For years my service-to-service security model was basically "the VPC is the perimeter." Inside the VPC, security groups were broad, mutual TLS was aspirational, and any compromised pod could happily talk to the payments service on its internal port. Security review after security review flagged the same thing: we had network reachability, not authorization.

VPC Lattice is the first AWS primitive that let me push identity into the network layer without bolting a service mesh onto every cluster. Here's how I've been using it to move toward zero trust.

What Lattice actually changes

VPC Lattice introduces a service network as a first-class object.
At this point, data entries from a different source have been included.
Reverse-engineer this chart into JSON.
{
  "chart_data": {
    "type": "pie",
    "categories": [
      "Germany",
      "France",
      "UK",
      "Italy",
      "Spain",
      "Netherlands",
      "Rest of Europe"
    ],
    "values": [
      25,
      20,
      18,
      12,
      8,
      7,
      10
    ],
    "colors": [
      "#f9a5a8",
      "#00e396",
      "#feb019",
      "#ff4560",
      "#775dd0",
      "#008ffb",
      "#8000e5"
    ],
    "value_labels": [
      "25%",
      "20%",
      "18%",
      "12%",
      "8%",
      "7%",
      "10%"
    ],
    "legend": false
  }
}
You register services into it, associate VPCs and accounts, and Lattice handles the routing, load balancing, and crucially the auth between callers and services, independent of IP-level reachability.

The shift in mindset:

Old modelLattice model
Security group allows CIDR/SGAuth policy allows IAM principal
Reachability == permissionReachability != permission
VPC peering / TGW meshService network association
mTLS managed per appIdentity carried by SigV4

The key insight is that a request now carries a signed IAM identity, and the service can decide whether that identity is allowed, regardless of where the packet originated.

Wiring up a service network

You create the network, attach an auth type of AWS_IAM, then associate your VPCs:

resource "aws_vpclattice_service_network" "core" {
  name      = "core-svc-net"
  auth_type = "AWS_IAM"
}

resource "aws_vpclattice_service_network_vpc_association" "app" {
  vpc_identifier             = aws_vpc.app.id
  service_network_identifier = aws_vpclattice_service_network.core.id
  security_group_ids         = [aws_security_group.lattice.id]
}

resource "aws_vpclattice_service" "payments" {
  name      = "payments"
  auth_type = "AWS_IAM"
}

Once associated, any workload in the app VPC can resolve the payments service through its Lattice-managed domain name, but the auth policy decides if the call succeeds.

The auth policy is where zero trust lives

This is the part that replaces "the network is open inside the VPC." The policy below allows only a specific role to invoke the payments service, and only over POST:

{
  "Version": "2012-10-17",
  "Statement": [{
    "Effect": "Allow",
    "Principal": {
      "AWS": "arn:aws:iam::111122223333:role/checkout-service"
    },
    "Action": "vpc-lattice-svcs:Invoke",
    "Resource": "*",
    "Condition": {
      "StringEquals": { "vpc-lattice-svcs:RequestMethod": "POST" }
    }
  }]
}

Anything not matching is denied by default. A compromised analytics pod in the same VPC cannot call payments, because it doesn't assume the checkout-service role. That is the difference between reachability and authorization made concrete.

Once identity is enforced at the network layer, "is this in my VPC?" stops being a meaningful security boundary. The principal making the call is the boundary.

Operational trade-offs I hit

It isn't free of friction:

  • SigV4 signing required. Callers must sign requests. For EKS, I run the AWS SigV4 proxy as a sidecar so app code stays unaware. That's an extra hop and a bit of latency (single-digit milliseconds in my tests).
  • Per-request and per-GB pricing. Lattice bills for processing; high-throughput chatty services add up, so I keep east-west bulk traffic that doesn't need identity off Lattice.
  • Observability. Enable access logs to CloudWatch or S3 early. The authStatus field telling you why a request was denied is invaluable during rollout.
  • Cross-account. Sharing the service network via AWS RAM works well, but get your resource policies straight before onboarding other teams.

I rolled it out service by service, starting with the most sensitive internal API and leaving the auth policy in a permissive log-only posture for a week to catch unexpected callers before flipping to enforce.

Takeaways

  • VPC Lattice decouples network reachability from authorization, letting IAM principals gate service-to-service calls.
  • The auth policy with vpc-lattice-svcs:Invoke is the real control plane for zero trust; default-deny everything else.
  • Use a SigV4 proxy sidecar so application code doesn't need to learn request signing.
  • Watch per-request pricing and turn on access logs from day one to debug denied calls during rollout.